Bernard Guetta parle de Bernard Guetta

... pour lui-même et quelques autres.
par Henri Maler,

Représentant du pluralisme à plusieurs voix mais à sens unique, Bernard Guetta est en train de prendre, dans les esprits et dans les coeurs, la place convoitée de Jean-Marc Sylvestre. Pourtant, ils ne sont l’un et l’autre que des symptômes ou, plus exactement, des porteurs et des acteurs de rapports de pouvoir : c’est à ce titre surtout qu’ils nous intéressent. Or quand Bernard Guetta parle de Bernard Guetta, ce sont des positions de pouvoir qui parlent par sa bouche. Grande ouverte lors de l’émission « Arrêt sur images » du 8 mai 2005.

Ecoutons Bernard Guetta...

Quand Bernard Guetta est contesté pour ses chroniques sur France Inter, il répond dans ... L’Express ou dans Le Temps : privilège de l’éditorialiste multicarte. Mais, depuis peu, il dispose d’un droit de réponse un peu partout à des critiques qui ne s’expriment dans les « grands médias » que par effraction. Ce droit de réponse illimité est un autre privilège des éditorialistes.

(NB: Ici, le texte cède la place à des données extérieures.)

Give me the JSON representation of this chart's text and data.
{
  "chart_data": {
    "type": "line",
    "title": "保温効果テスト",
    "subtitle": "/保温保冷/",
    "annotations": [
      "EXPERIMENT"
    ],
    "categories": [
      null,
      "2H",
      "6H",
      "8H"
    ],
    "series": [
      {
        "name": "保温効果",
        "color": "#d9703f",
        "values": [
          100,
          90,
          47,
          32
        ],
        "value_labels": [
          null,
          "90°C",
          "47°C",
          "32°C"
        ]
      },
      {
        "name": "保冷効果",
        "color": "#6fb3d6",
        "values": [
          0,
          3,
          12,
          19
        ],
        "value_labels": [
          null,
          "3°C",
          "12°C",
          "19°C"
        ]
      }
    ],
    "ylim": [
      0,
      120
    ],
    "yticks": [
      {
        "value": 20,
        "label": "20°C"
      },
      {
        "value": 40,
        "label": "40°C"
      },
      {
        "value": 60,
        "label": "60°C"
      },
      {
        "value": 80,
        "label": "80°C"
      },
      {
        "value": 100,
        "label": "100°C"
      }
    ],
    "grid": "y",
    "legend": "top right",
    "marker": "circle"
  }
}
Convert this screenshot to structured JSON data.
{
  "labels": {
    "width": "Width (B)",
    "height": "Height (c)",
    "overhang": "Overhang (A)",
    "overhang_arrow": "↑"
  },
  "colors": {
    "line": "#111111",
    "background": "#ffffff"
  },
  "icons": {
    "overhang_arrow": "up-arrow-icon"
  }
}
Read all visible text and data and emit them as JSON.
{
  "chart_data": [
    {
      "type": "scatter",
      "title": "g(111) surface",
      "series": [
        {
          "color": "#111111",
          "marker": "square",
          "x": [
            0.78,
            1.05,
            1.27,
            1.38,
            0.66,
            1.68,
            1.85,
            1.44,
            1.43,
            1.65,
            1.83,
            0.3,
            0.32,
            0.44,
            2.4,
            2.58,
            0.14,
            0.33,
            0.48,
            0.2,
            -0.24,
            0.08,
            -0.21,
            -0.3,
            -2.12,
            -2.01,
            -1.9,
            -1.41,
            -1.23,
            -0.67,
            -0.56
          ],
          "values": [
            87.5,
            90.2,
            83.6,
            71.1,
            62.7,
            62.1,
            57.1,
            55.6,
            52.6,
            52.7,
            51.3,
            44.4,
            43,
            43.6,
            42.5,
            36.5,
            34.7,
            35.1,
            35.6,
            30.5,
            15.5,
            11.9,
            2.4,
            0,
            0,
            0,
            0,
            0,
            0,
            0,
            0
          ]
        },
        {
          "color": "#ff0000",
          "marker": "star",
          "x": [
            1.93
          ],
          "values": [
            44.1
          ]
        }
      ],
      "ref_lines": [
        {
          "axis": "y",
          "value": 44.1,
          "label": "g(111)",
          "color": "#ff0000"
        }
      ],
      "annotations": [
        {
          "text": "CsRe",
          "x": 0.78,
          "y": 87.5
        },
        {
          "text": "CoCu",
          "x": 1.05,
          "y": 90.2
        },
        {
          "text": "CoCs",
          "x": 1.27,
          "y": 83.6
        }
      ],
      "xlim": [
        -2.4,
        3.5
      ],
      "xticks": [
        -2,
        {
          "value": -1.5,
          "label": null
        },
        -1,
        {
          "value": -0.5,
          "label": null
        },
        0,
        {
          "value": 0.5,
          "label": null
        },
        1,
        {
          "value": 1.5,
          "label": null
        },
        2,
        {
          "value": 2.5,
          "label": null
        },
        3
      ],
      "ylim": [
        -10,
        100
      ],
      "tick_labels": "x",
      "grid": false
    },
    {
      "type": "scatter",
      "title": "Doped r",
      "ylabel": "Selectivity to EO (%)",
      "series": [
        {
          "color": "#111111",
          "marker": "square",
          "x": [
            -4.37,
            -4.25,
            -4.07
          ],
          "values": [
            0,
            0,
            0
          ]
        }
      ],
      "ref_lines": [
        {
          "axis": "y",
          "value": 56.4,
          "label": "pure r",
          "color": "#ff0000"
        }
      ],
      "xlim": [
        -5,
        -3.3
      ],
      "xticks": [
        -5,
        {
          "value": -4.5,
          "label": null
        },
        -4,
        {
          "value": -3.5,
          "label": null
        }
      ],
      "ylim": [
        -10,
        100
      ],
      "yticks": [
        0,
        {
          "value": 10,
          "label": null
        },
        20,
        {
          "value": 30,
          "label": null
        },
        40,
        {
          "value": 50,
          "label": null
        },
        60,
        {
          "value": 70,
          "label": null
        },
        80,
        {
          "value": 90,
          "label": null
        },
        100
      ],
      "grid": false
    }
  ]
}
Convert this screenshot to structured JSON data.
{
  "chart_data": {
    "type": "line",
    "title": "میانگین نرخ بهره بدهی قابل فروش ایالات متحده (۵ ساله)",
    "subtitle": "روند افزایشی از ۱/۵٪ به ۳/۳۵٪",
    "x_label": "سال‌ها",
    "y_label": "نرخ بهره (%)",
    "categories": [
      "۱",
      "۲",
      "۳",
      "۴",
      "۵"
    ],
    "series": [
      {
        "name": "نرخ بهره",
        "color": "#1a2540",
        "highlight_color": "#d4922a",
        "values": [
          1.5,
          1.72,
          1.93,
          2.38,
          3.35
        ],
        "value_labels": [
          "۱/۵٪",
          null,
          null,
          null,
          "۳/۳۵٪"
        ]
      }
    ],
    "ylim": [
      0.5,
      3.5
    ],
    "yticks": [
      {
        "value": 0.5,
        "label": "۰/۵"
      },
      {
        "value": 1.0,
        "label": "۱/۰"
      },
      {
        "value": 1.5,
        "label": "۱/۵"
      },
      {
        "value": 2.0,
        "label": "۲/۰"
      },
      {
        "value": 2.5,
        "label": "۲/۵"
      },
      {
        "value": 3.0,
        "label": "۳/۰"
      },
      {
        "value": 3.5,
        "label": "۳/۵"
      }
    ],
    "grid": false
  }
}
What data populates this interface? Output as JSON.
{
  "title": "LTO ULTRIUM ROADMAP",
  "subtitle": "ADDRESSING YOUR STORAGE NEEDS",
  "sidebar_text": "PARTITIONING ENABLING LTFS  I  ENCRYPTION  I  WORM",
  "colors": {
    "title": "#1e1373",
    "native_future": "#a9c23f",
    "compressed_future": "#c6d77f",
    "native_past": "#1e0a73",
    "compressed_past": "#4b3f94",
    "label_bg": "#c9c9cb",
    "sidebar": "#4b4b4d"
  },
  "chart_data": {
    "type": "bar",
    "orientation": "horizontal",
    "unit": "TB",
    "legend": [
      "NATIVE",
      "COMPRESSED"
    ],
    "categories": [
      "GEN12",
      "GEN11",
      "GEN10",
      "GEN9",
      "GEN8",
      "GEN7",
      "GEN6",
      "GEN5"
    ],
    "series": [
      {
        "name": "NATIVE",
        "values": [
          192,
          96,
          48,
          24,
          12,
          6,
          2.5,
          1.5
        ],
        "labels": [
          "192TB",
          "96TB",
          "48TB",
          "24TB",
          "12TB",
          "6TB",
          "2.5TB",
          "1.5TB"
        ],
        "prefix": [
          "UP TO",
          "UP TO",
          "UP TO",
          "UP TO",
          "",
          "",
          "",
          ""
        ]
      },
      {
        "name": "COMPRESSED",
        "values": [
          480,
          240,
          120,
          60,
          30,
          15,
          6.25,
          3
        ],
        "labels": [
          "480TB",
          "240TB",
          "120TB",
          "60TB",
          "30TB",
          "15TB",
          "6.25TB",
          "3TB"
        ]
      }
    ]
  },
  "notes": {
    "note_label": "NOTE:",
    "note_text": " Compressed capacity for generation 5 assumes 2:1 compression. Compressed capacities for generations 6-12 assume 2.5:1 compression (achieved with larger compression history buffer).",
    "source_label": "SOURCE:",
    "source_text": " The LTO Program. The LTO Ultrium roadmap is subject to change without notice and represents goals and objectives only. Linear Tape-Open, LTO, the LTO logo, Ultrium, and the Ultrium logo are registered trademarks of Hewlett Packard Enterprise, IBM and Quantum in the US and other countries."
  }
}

Ainsi quand Libération interroge Bernard Cassen, Bernard Guetta se voit octroyer le jour même et sur la même page un entretien qui équivaut à une réponse [1] : au nom de ce souci d’équilibre qui, justement, fait défaut dans la plupart des grands médias, et en particulier ... sur France Inter. De même, lorsque Daniel Schneidermann, dans « Arrêt sur Images » (ASI), le 8 mai dernier, met en question de traitement médiatique de la campagne référendaire, il invite simultanément Eric Zemmour, du Figaro et... Bernard Guetta, pour qu’il puisse répondre aux critiques de ceux qui trouvent ... qu’on entend trop Bernard Guetta. Ou plus exactement (car nul ne songe à priver Bernard Guetta de sa liberté d’expression) que l’on entend trop de chroniqueurs, d’éditorialistes et de présentateurs qui, à quelques nuances près, s’expriment tous dans le même sens, notamment sur France Inter.

Cet abus de position dominante, Bernard Guetta préfère, à sa façon, ne pas le voir et ne rien en savoir. A sa façon. C’est pourquoi nous vous offrirons bientôt à la suite de cet article une transcription (presque) intégrale de ses propos : ne boudons pas notre plaisir, car c’en est un, d’entendre Bernard Guetta parler de Bernard Guetta. A sa façon, mais comme la quasi-totalité de ses confrères. Et c’est en cela qu’il est exemplaire et nous intéresse.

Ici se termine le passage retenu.